All Warning errors can be found in the warnings.txt file.

================================================================================= 1 passed in 6.39s =================================================================================

If return any of this packages back then test failed

potiuk commented 10 months ago

Yes. It's very likely about old version and pendulum. Unfortunately beam is rather tightly pinning dill:

https://github.com/apache/beam/blob/16fee7505e35e402cc28a55384c81fef64ead254/sdks/python/setup.py#L265

      # Dill doesn't have forwards-compatibility guarantees within minor
      # version. Pickles created with a new version of dill may not unpickle
      # using older version of dill. It is best to use the same version of
      # dill on client and server, therefore list of allowed versions is
      # very narrow. See: https://github.com/uqfoundation/dill/issues/341.
      'dill>=0.3.1.1,<0.3.2',

And yes 0.3.7 is the first one that has 3.11 support.

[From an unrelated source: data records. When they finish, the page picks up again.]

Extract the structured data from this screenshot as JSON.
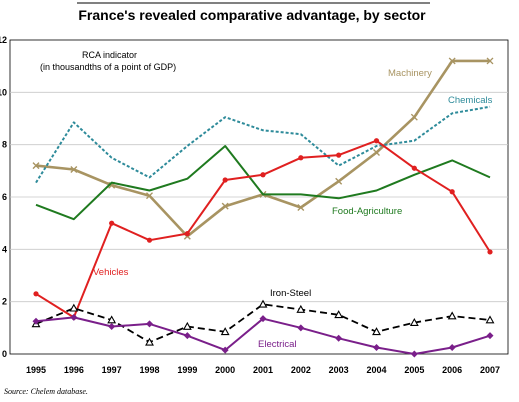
{
  "chart_data": {
    "type": "line",
    "title": "France's revealed comparative advantage, by sector",
    "annotation": [
      "RCA indicator",
      "(in thousandths of a point of GDP)"
    ],
    "source": "Source: Chelem database.",
    "x": [
      "1995",
      "1996",
      "1997",
      "1998",
      "1999",
      "2000",
      "2001",
      "2002",
      "2003",
      "2004",
      "2005",
      "2006",
      "2007"
    ],
    "ylim": [
      0,
      12
    ],
    "yticks": [
      0,
      2,
      4,
      6,
      8,
      10,
      12
    ],
    "grid": true,
    "series": [
      {
        "name": "Machinery",
        "color": "#a89462",
        "style": "solid",
        "marker": "x",
        "values": [
          7.2,
          7.05,
          6.45,
          6.05,
          4.5,
          5.65,
          6.1,
          5.6,
          6.6,
          7.7,
          9.05,
          11.2,
          11.2
        ]
      },
      {
        "name": "Chemicals",
        "color": "#2e8b9a",
        "style": "dotted",
        "marker": "none",
        "values": [
          6.55,
          8.85,
          7.5,
          6.75,
          7.95,
          9.05,
          8.55,
          8.4,
          7.2,
          7.95,
          8.15,
          9.2,
          9.45
        ]
      },
      {
        "name": "Food-Agriculture",
        "color": "#1f7a1f",
        "style": "solid",
        "marker": "none",
        "values": [
          5.7,
          5.15,
          6.55,
          6.25,
          6.7,
          7.95,
          6.1,
          6.1,
          5.95,
          6.25,
          6.85,
          7.4,
          6.75
        ]
      },
      {
        "name": "Vehicles",
        "color": "#e02020",
        "style": "solid",
        "marker": "circle",
        "values": [
          2.3,
          1.4,
          5.0,
          4.35,
          4.6,
          6.65,
          6.85,
          7.5,
          7.6,
          8.15,
          7.1,
          6.2,
          3.9
        ]
      },
      {
        "name": "Iron-Steel",
        "color": "#000000",
        "style": "dashed",
        "marker": "triangle",
        "values": [
          1.15,
          1.75,
          1.3,
          0.45,
          1.05,
          0.85,
          1.9,
          1.7,
          1.5,
          0.85,
          1.2,
          1.45,
          1.3
        ]
      },
      {
        "name": "Electrical",
        "color": "#7a1f8a",
        "style": "solid",
        "marker": "diamond",
        "values": [
          1.25,
          1.4,
          1.05,
          1.15,
          0.7,
          0.15,
          1.35,
          1.0,
          0.6,
          0.25,
          0.0,
          0.25,
          0.7
        ]
      }
    ]
  }
}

bad news 0.3.7 does not solve it either :(

Taragolis commented 10 months ago

Maybe it is a good time to think about old issue https://github.com/apache/airflow/issues/7870

potiuk commented 10 months ago

Yeah. Why not :)

NotYuki commented 10 months ago

If you don't need Airflow context you can try to pass system_site_packages=False to Operator as a workaround:

PythonVirtualenvOperator(
  ...
  system_site_packages=False,
  use_dill=True,
  ...
)